Trump’s opponents are understandably outraged that a sitting Republican president could all but flaunt the Russian imprimatur of his election. There is, however, a wider lesson to consider. In order for such a con to go global and to become ensconced in the political system of a liberal democracy, the ground had to have been prepared by larger forces.
The larger forces, soberingly, were us. We simply didn’t know, before it began to dawn on us in the late 2010s, how susceptible we are to believing the scandalously stupid and the crassly indecent. In a deeply telling study cited by Singer and Brooking, MIT data scientists discovered in 2018 that fabricated news stories spread six times faster on social media than authentic ones. So, the good news is we seem to have a sense for the scurrilous and fake; the bad news is, we are perversely attracted to it.

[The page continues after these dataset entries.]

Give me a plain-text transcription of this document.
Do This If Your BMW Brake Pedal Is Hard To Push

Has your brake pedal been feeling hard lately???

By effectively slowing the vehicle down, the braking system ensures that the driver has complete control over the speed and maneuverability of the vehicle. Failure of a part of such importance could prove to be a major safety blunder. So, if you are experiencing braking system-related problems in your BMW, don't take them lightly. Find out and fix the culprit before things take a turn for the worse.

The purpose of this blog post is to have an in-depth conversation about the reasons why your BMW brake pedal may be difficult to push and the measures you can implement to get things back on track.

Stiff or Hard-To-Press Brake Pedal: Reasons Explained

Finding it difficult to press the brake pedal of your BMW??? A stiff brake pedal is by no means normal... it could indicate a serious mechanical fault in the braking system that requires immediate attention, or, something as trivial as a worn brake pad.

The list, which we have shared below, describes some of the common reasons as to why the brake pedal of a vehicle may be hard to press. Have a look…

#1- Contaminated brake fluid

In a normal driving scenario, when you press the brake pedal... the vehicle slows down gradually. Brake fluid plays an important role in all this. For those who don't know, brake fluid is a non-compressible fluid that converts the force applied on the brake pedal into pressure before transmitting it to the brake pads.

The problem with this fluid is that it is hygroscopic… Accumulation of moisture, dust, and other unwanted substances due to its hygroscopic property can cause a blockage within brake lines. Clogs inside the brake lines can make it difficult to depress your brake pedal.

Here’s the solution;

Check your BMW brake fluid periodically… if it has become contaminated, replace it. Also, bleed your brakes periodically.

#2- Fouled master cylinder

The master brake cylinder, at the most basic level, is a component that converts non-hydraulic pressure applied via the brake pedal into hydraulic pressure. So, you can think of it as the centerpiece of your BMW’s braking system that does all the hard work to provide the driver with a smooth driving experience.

Furthermore, some of the worst behavior on social media has given rise to a phenomenon of blanket deniability now known as Poe’s Law. It is . . . :
. . . an internet adage that emerged from troll-infested arguments on the website Christian Forums. The law states, ‘Without a winking smiley or other blatant display of humor, it is utterly impossible to parody a [fundamentalist] in such a way that someone won’t mistake it for the genuine article.’ In other words there is a point at which the most sincere profession of faith becomes indistinguishable from a parody; where a simple, stupid statement might actually be considered an act of profound meta-irony. Taken to its logical conclusion, Poe’s law could lead to a place of profound nihilism, where nothing matters and everything is a joke.
Taken together with our penchant for lies, exaggerations, and outright fake news, Poe’s Law threatens us with a kind of epistemological apocalypse, where the only thing that matters is the war for our attention and the production of feelings of homophily. To take just one real-world example, it was this erasure of factual standards that got Donald Trump off the hook when he very publicly asked Russia to intervene on behalf of his campaign by stealing and exposing Hilary Clinton’s emails.
A real presidential candidate would never do that, so it must have been a joke. Unless it wasn’t. Of course we’ll never know. And now social media has given us a discursive space in which it makes no sense to care about the difference because there are no facts on which to base such distinction between Trump the blatant traitor and Trump the political sophisticate. And even if they were, our loyalty would be decided by feelings of solidarity with one ambiguous interpretation against another. Such are the rules of understanding the real world through the lens of social media–the rules by which Trump won his election. If this new reality constitutes a war, it is a war with much more at stake than whom we elect as president.